Conhecendo a história da defesa pessoal feminina, negra e LGBT

Quando iniciei com meus projetos de defesa pessoal feminina e LGBT os questionamentos críticos eram: “Vamos começar uma guerra, então?”, “Daqui a pouco vamos armá-las também?”, “Acredito que seria mais interessante o estímulo ao diálogo, não vejo como bom ensinar mulheres a sair batendo em todos por aí.” Do outro lado as estatísticas continuavam a dizer: somos o país com um dos piores índices de violência contra mulheres, LGBTS, de desenvolvimento humano de mulheres negras.

Como podemos ver, o simples e necessário ato de procurar uma forma de se proteger é colocado em questionamento, em vez da violência que essas pessoas sofrem. Como se ensinar técnicas de defesa pessoal fosse iniciar um conflito desnecessário entre “iguais”, trazendo risco à “paz social”.  Essa reação sempre me deixou intrigado e eu precisava de alguma resposta mais aprofundada para compreender como isso tem relação com a exclusão de mulheres e LGBTS nas lutas.

E foi no livro da filósofa francesa Elsa Dorlin Autodefesa, uma filosofia da violência, da Ubu editora, que pude observar a origem do controle de conduta de alguns grupos, em nossa sociedade, seja pelo direito ou nos corações e mentes, desenvolvendo-se mecanismos que impeçam ou criminalizem a reação à violência sofrida, e pior, tornando o processo de reação cansativo e humilhante.

A autora fez uma pesquisa histórica muito rica, trazendo elementos que falam da origem da autodefesa, direito ao porte de armas, cultura de autodefesa de escravizados, Panteras Negras. Além de um tema que é de extrema relevância para nós do Jiu-jitsu: o movimento das sufragistas inglesas. Nas palavras da autora foi a referência na história constelar da autodefesa moderna, pois, é o marco feminista de passagem para a violência como consequência lógica de um Estado que oprime as mulheres.

Em síntese, todos esses grupos citados tomaram como resposta para situações injustas as mesmas formas em que as instituições, que não poderiam tratá-los de forma violenta, fizeram. Usaram do conhecimento das artes marciais, em alguns casos, para poder além de se defender, reagir a algumas injustiças, se organizar, treinar e adquirir o autocontrole proporcionado por, no caso das sufragistas, o jiu-jitsu.

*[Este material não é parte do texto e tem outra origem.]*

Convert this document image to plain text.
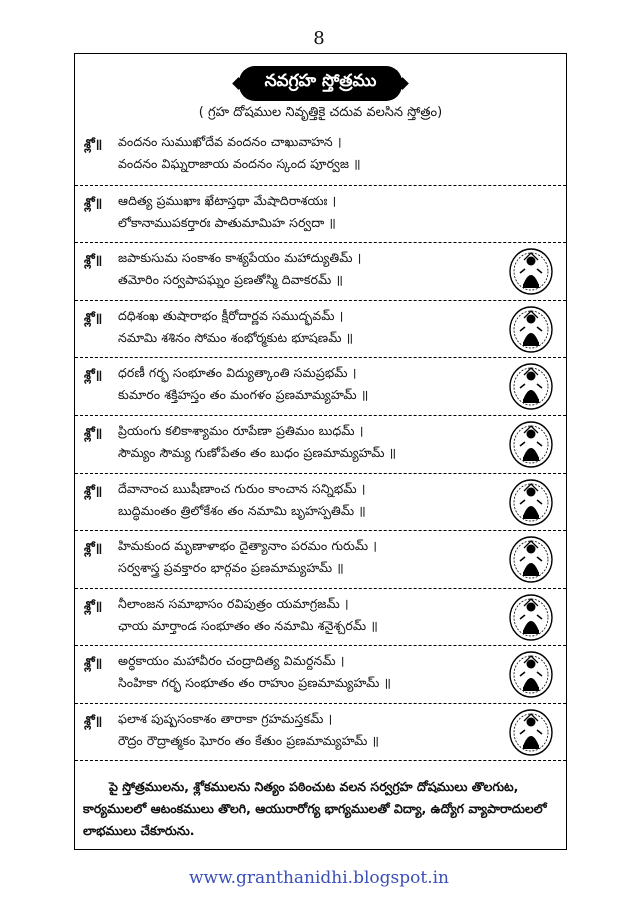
8
నవగ్రహ స్తోత్రము
( గ్రహ దోషముల నివృత్తికై చదువ వలసిన స్తోత్రం)
శ్లో॥ వందనం సుముఖోదేవ వందనం చాఖువాహన ।
వందనం విఘ్నరాజాయ వందనం స్కంద పూర్వజ ॥
శ్లో॥ ఆదిత్య ప్రముఖాః ఖేటాస్తథా మేషాదిరాశయః ।
లోకానాముపకర్తారః పాతుమామిహ సర్వదా ॥
శ్లో॥ జపాకుసుమ సంకాశం కాశ్యపేయం మహాద్యుతిమ్ ।
తమోరిం సర్వపాపఘ్నం ప్రణతోస్మి దివాకరమ్ ॥
శ్లో॥ దధిశంఖ తుషారాభం క్షీరోదార్ణవ సముద్భవమ్ ।
నమామి శశినం సోమం శంభోర్మకుట భూషణమ్ ॥
శ్లో॥ ధరణీ గర్భ సంభూతం విద్యుత్కాంతి సమప్రభమ్ ।
కుమారం శక్తిహస్తం తం మంగళం ప్రణమామ్యహమ్ ॥
శ్లో॥ ప్రియంగు కలికాశ్యామం రూపేణా ప్రతిమం బుధమ్ ।
సౌమ్యం సౌమ్య గుణోపేతం తం బుధం ప్రణమామ్యహమ్ ॥
శ్లో॥ దేవానాంచ ఋషీణాంచ గురుం కాంచాన సన్నిభమ్ ।
బుద్ధిమంతం త్రిలోకేశం తం నమామి బృహస్పతిమ్ ॥
శ్లో॥ హిమకుంద మృణాళాభం దైత్యానాం పరమం గురుమ్ ।
సర్వశాస్త్ర ప్రవక్తారం భార్గవం ప్రణమామ్యహమ్ ॥
శ్లో॥ నీలాంజన సమాభాసం రవిపుత్రం యమాగ్రజమ్ ।
ఛాయ మార్తాండ సంభూతం తం నమామి శనైశ్చరమ్ ॥
శ్లో॥ అర్ధకాయం మహావీరం చంద్రాదిత్య విమర్దనమ్ ।
సింహికా గర్భ సంభూతం తం రాహుం ప్రణమామ్యహమ్ ॥
శ్లో॥ ఫలాశ పుష్పసంకాశం తారాకా గ్రహమస్తకమ్ ।
రౌద్రం రౌద్రాత్మకం ఘోరం తం కేతుం ప్రణమామ్యహమ్ ॥
పై స్తోత్రములను, శ్లోకములను నిత్యం పఠించుట వలన సర్వగ్రహ దోషములు తొలగుట, కార్యములలో ఆటంకములు తొలగి, ఆయురారోగ్య భాగ్యములతో విద్యా, ఉద్యోగ వ్యాపారాదులలో లాభములు చేకూరును.
www.granthanidhi.blogspot.in
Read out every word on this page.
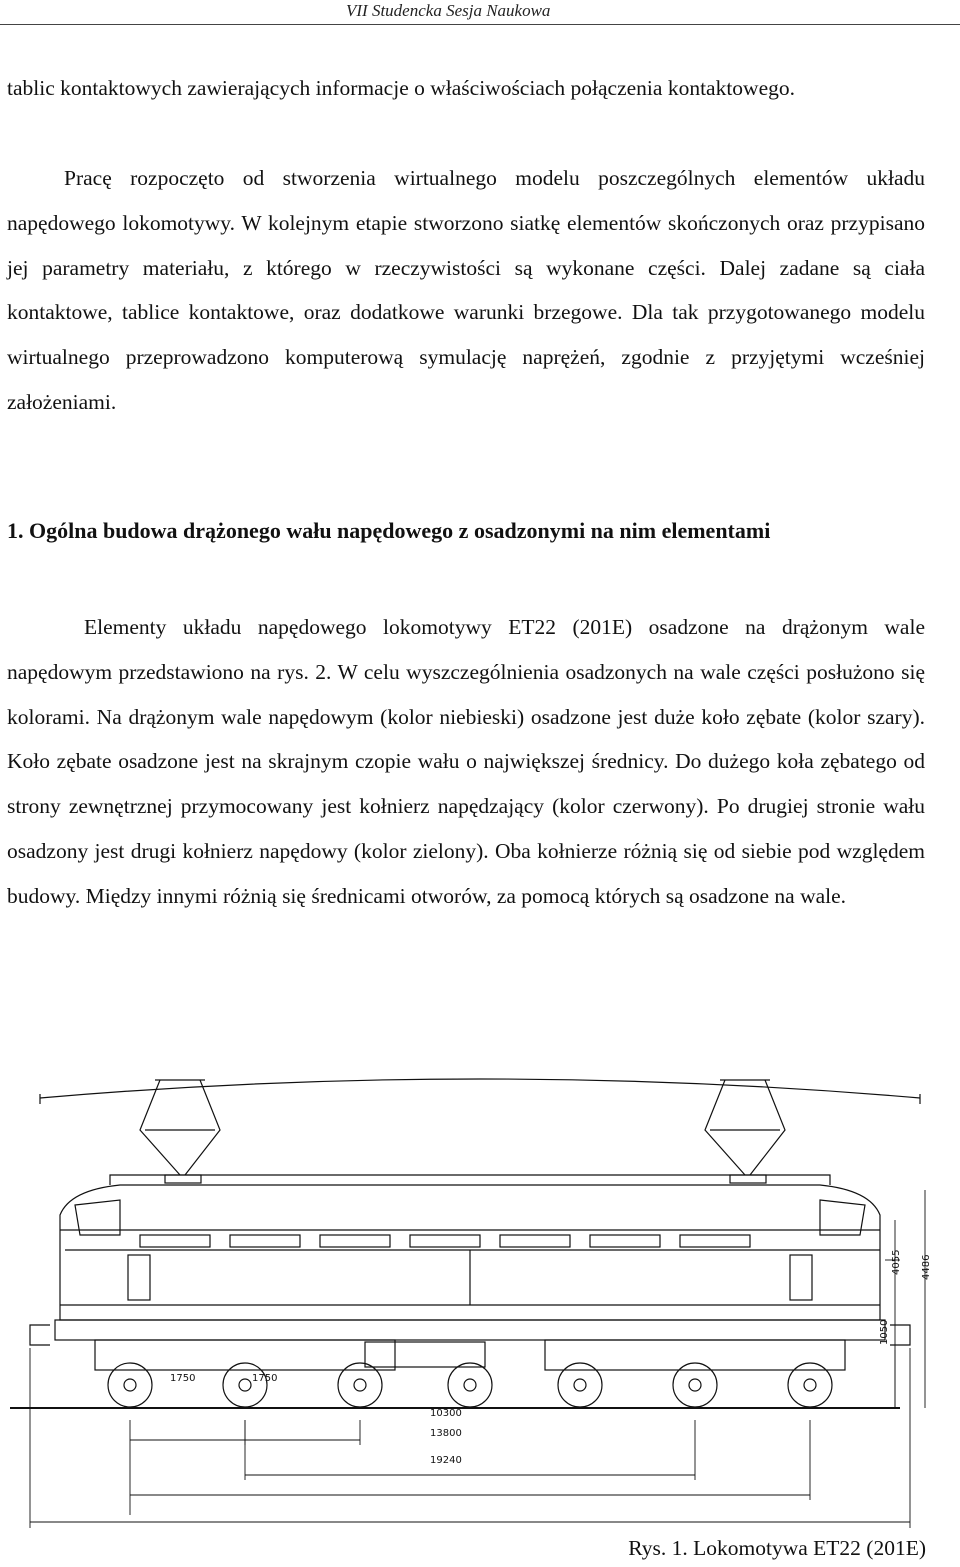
VII Studencka Sesja Naukowa

tablic kontaktowych zawierających informacje o właściwościach połączenia kontaktowego.

Pracę rozpoczęto od stworzenia wirtualnego modelu poszczególnych elementów układu napędowego lokomotywy. W kolejnym etapie stworzono siatkę elementów skończonych oraz przypisano jej parametry materiału, z którego w rzeczywistości są wykonane części. Dalej zadane są ciała kontaktowe, tablice kontaktowe, oraz dodatkowe warunki brzegowe. Dla tak przygotowanego modelu wirtualnego przeprowadzono komputerową symulację naprężeń, zgodnie z przyjętymi wcześniej założeniami.

1. Ogólna budowa drążonego wału napędowego z osadzonymi na nim elementami

Elementy układu napędowego lokomotywy ET22 (201E) osadzone na drążonym wale napędowym przedstawiono na rys. 2. W celu wyszczególnienia osadzonych na wale części posłużono się kolorami. Na drążonym wale napędowym (kolor niebieski) osadzone jest duże koło zębate (kolor szary). Koło zębate osadzone jest na skrajnym czopie wału o największej średnicy. Do dużego koła zębatego od strony zewnętrznej przymocowany jest kołnierz napędzający (kolor czerwony). Po drugiej stronie wału osadzony jest drugi kołnierz napędowy (kolor zielony). Oba kołnierze różnią się od siebie pod względem budowy. Między innymi różnią się średnicami otworów, za pomocą których są osadzone na wale.

1750	1750
10300
13800
19240
4055 4486
1050
Rys. 1. Lokomotywa ET22 (201E)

Foi muito importante para mim como professor de Judô/Jiu-jitsu compreender que alguns questionamentos a respeito da defesa pessoal para mulheres e LGBTS não surgem da preocupação do risco de causar um conflito armado, ou um início de um guerra entre os “sexos” ou gêneros. Surge da ideia construída há tempos que algumas pessoas podem ser violentas e isso é “compreensível”, como também, surge da naturalização da violência permissiva apenas por, como disse no início, o Estado ou os homens, detentores de alguma propriedade.

Devemos sempre pensar que o conceito de violência é usado para censurar mulheres que reagem de alguma forma a abusos, aos grupos que reagem ao preconceito e perseguição, e que algumas pessoas já “nascem” com a estigma de serem violentos, por sua cor de pele, sendo assim, negados de serem aceitos ou vistos como pessoa que possui direitos humanos. Tudo faz parte da mesma lógica de controle, segundo a autora.

Muito embora não seja um livro que trate do conteúdo prático do jiu-jitsu ele discute filosoficamente sobre temas que abordamos e trabalhamos dentro da arte suave. Uma oportunidade de melhorar a visão a respeito da autodefesa, de forma aprofundada. A autora cruza os dados históricos com importantes temas do feminismo universal, nos fazendo descobrir histórias silenciadas. Uma boa pedida para os estudos fora do tatame, lembrando que o conhecimento teórico também faz parte do treinamento.

Para interessados, meu exemplar foi adquirido no site da Ubu editora.